Nunca me ocorreu ser mulher.
Na família, jamais vivi qualquer opressão ou discriminação. Desde bem
pequena, mergulhada no mundo dos livros, aprendi que para conquistar os sonhos
que brotavam na cabeça, tudo o que tinha de fazer era levantar e agir. A
condição feminina nunca se colocou como limite para nada. A luta política, o
estudo, o trabalho. Fazia o que tinha de fazer. Com 20 anos fui trabalhar na
televisão. Espaço masculino. Ali – eu nem sabia – a mulher, ou era capacho, ou
era puta. Eu, nem uma coisa, nem outra. Meu negócio era trabalhar. Repórter,
viajando pelos caminhos com uma equipe de homens, nunca reparei qualquer olhar
de soslaio. Não havia. Na firmeza, eu cavava meu lugar.
Talvez, por conta disso, as lutas ditas feministas nunca me
atraíram. Primeiro porque eu sempre acreditei que as questões referentes à
mulher tinham de estar imbricadas na luta de classe. Mesmo a liberdade sexual,
da qual usufruí sem nunca pensar sobre ela, me parecia uma luta estranha. Ainda
assim, naqueles dias de juventude, eu apoiava, custando a crer que alguém
pudesse não ter o direito de dispor do seu corpo como bem quisesse. Via mais as
coisas pela ótica do Malleus Maleficarum – O Martelo das Feiticeiras – livro
que marcou minha vida – o qual narrava os horrores da inquisição com as
mulheres chamadas de feiticeiras por ousarem ter poder no mundo dos homens, do
que pelo Relatório Hite – livro que teorizava sobre o orgasmo feminino.
Depois, entendendo melhor as coisas do mundo, foi que me vi
mulher. Então, vivi a experiência da centopeia que andava garbosa com suas cem
pernas sem nunca pensar sobre elas, e quando alguém lhe perguntou: como
consegues andar com tantas pernas, ela se deu conta do problema que era e nunca
mais pode andar, tropeçando nas pernas. Por algum tempo me obriguei,
tropeçando, a olhar para a realidade observando a condição da mulher. Tantas, oprimidas
por pais, maridos, patrões. Algumas nem sequer ganhavam o mesmo salário que os
homens na mesma função. A violência doméstica, as mulheres do oriente com seus
corpos cobertos, sem poder estudar, as comunidades que mutilavam as meninas. As
terríveis violações que as mulheres sofrem nas guerras.
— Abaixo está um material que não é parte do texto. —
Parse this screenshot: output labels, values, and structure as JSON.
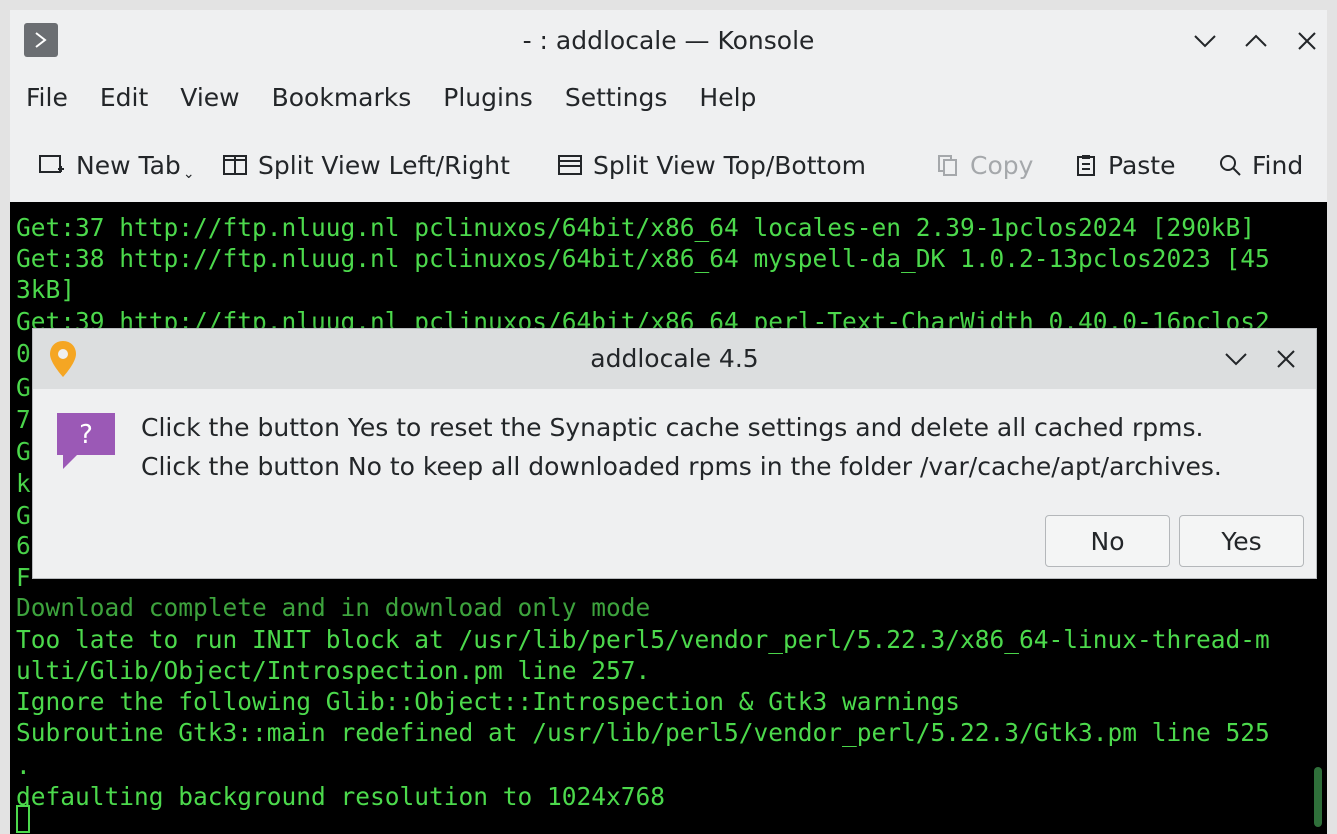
{
  "window": {
    "title": "- : addlocale — Konsole"
  },
  "menubar": {
    "items": [
      "File",
      "Edit",
      "View",
      "Bookmarks",
      "Plugins",
      "Settings",
      "Help"
    ]
  },
  "toolbar": {
    "new_tab": "New Tab",
    "split_lr": "Split View Left/Right",
    "split_tb": "Split View Top/Bottom",
    "copy": "Copy",
    "paste": "Paste",
    "find": "Find"
  },
  "terminal": {
    "lines": [
      "Get:37 http://ftp.nluug.nl pclinuxos/64bit/x86_64 locales-en 2.39-1pclos2024 [290kB]",
      "Get:38 http://ftp.nluug.nl pclinuxos/64bit/x86_64 myspell-da_DK 1.0.2-13pclos2023 [45",
      "3kB]",
      "Get:39 http://ftp.nluug.nl pclinuxos/64bit/x86_64 perl-Text-CharWidth 0.40.0-16pclos2",
      "0",
      "G",
      "7",
      "G",
      "k",
      "G",
      "6",
      "F",
      "Download complete and in download only mode",
      "Too late to run INIT block at /usr/lib/perl5/vendor_perl/5.22.3/x86_64-linux-thread-m",
      "ulti/Glib/Object/Introspection.pm line 257.",
      "Ignore the following Glib::Object::Introspection & Gtk3 warnings",
      "Subroutine Gtk3::main redefined at /usr/lib/perl5/vendor_perl/5.22.3/Gtk3.pm line 525",
      ".",
      "defaulting background resolution to 1024x768"
    ]
  },
  "dialog": {
    "title": "addlocale 4.5",
    "message_line1": "Click the button Yes to reset the Synaptic cache settings and delete all cached rpms.",
    "message_line2": "Click the button No to keep all downloaded rpms in the folder /var/cache/apt/archives.",
    "no_label": "No",
    "yes_label": "Yes"
  },
  "colors": {
    "terminal_bg": "#000000",
    "terminal_text": "#4cd94c",
    "chrome": "#eff0f1",
    "question_icon": "#9b59b6",
    "app_marker": "#f5a623"
  },
  "icons": {
    "app": "terminal-prompt-icon",
    "dialog_app": "location-pin-icon",
    "question": "question-bubble-icon"
  }
}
Percebi então que havia coisas relacionadas com a
mulheridade que estavam para além da classe. Como não ser solidária com uma
mulher oprimida, ainda que ela pertencesse à burguesia ou a aristocracia? Mas,
ainda assim, entendia que isso tinha muito mais a ver com o sentimento contra a
injustiça do que com a condição feminina. Também conheci homens oprimidos por
mães, por esposas e patroas. E com eles marchei. De alguma forma sempre
desconfiei dessa fragmentação e hierarquização da dor. Esse mundo de “tribos”. Luta
das mulheres, luta dos negros, luta das pessoas com deficiência, luta dos
índios. No frigir dos ovos, tudo era uma coisa só. E, ao ser despedaçada, mais
servia ao sistema opressor do que à causa.
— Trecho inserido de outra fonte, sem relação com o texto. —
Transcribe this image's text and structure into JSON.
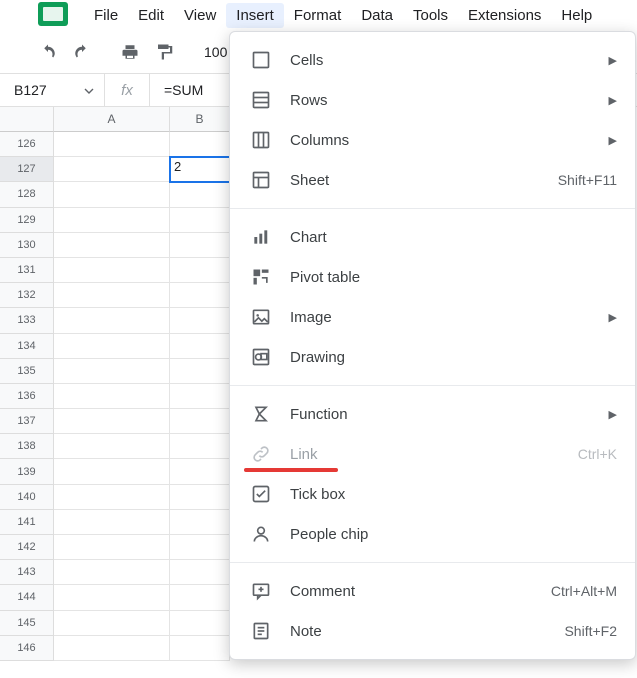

Assim, mesmo patrulhada, nunca queimei sutiã e nem gritei
pela igualdade com os homens. Não quero igualdade. Somos desiguais. Entendo que
como mulheres, negros, deficientes ou índios, temos de nos unir, na semelhança,
para sermos fortes em batalhas pontuais, mas a luta tem de ser por um projeto
de mundo que se diferencie desse que aí está. Isso é o que nos alinha, o que
nos dá sul. Não estou no projeto da Kátia Abreu, nem do Angela Amin, ou da
Narcisa Tamborindegui. Não estou no projeto do Pelé nem do Barak Obama. Então,
posso me compadecer se alguns deles sofrer violência ou preconceito. Mas, meu
caminho é outro.
Vivo mulheridade com todas as suas belezas. As fases
lunares, as delicadezas, a ternura, a emoção, o desejo de esmaltes e batons.
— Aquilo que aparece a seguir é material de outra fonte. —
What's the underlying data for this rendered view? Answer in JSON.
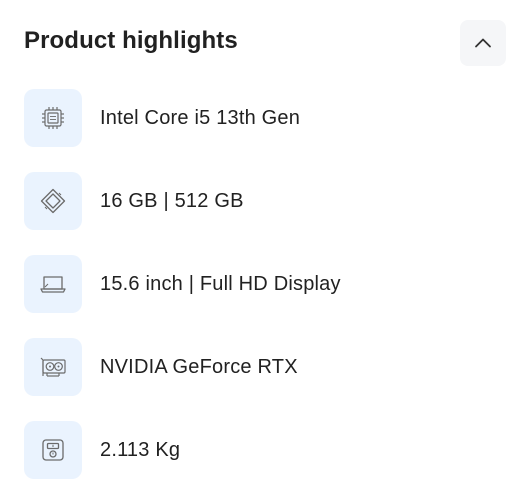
{
  "section": {
    "title": "Product highlights",
    "collapse_icon": "chevron-up-icon"
  },
  "highlights": [
    {
      "icon": "cpu-icon",
      "label": "Intel Core i5 13th Gen"
    },
    {
      "icon": "memory-storage-icon",
      "label": "16 GB | 512 GB"
    },
    {
      "icon": "laptop-display-icon",
      "label": "15.6 inch | Full HD Display"
    },
    {
      "icon": "graphics-card-icon",
      "label": "NVIDIA GeForce RTX"
    },
    {
      "icon": "weight-scale-icon",
      "label": "2.113 Kg"
    }
  ],
  "colors": {
    "icon_background": "#eaf3fe",
    "button_background": "#f5f6f8",
    "text": "#212121",
    "icon_stroke": "#6b6b6b"
  }
}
Vivo a mulheridade na forma de estar no mundo, sem oprimir quando com poder,
usando e abusando das dessemelhanças. Na luta das mulheres quando necessário,
feminina todos os dias. Assim, como a centopeia antes de saber dos pés. Sendo
mulher.
E nesse passo cadenciado, de salto alto, vou carregando os
tijolos da construção da sociedade justa, sem discriminação, sem preconceito,
sem violência. Esse mundo no qual nem o homem nem a mulher sejam lobos de si
mesmos. Essa utopia... Vivo a mulheridade, sempre, mas sem nunca esquecer de
onde eu venho nem a classe a qual pertenço. Sou, penso e luto. Essa é a minha opção!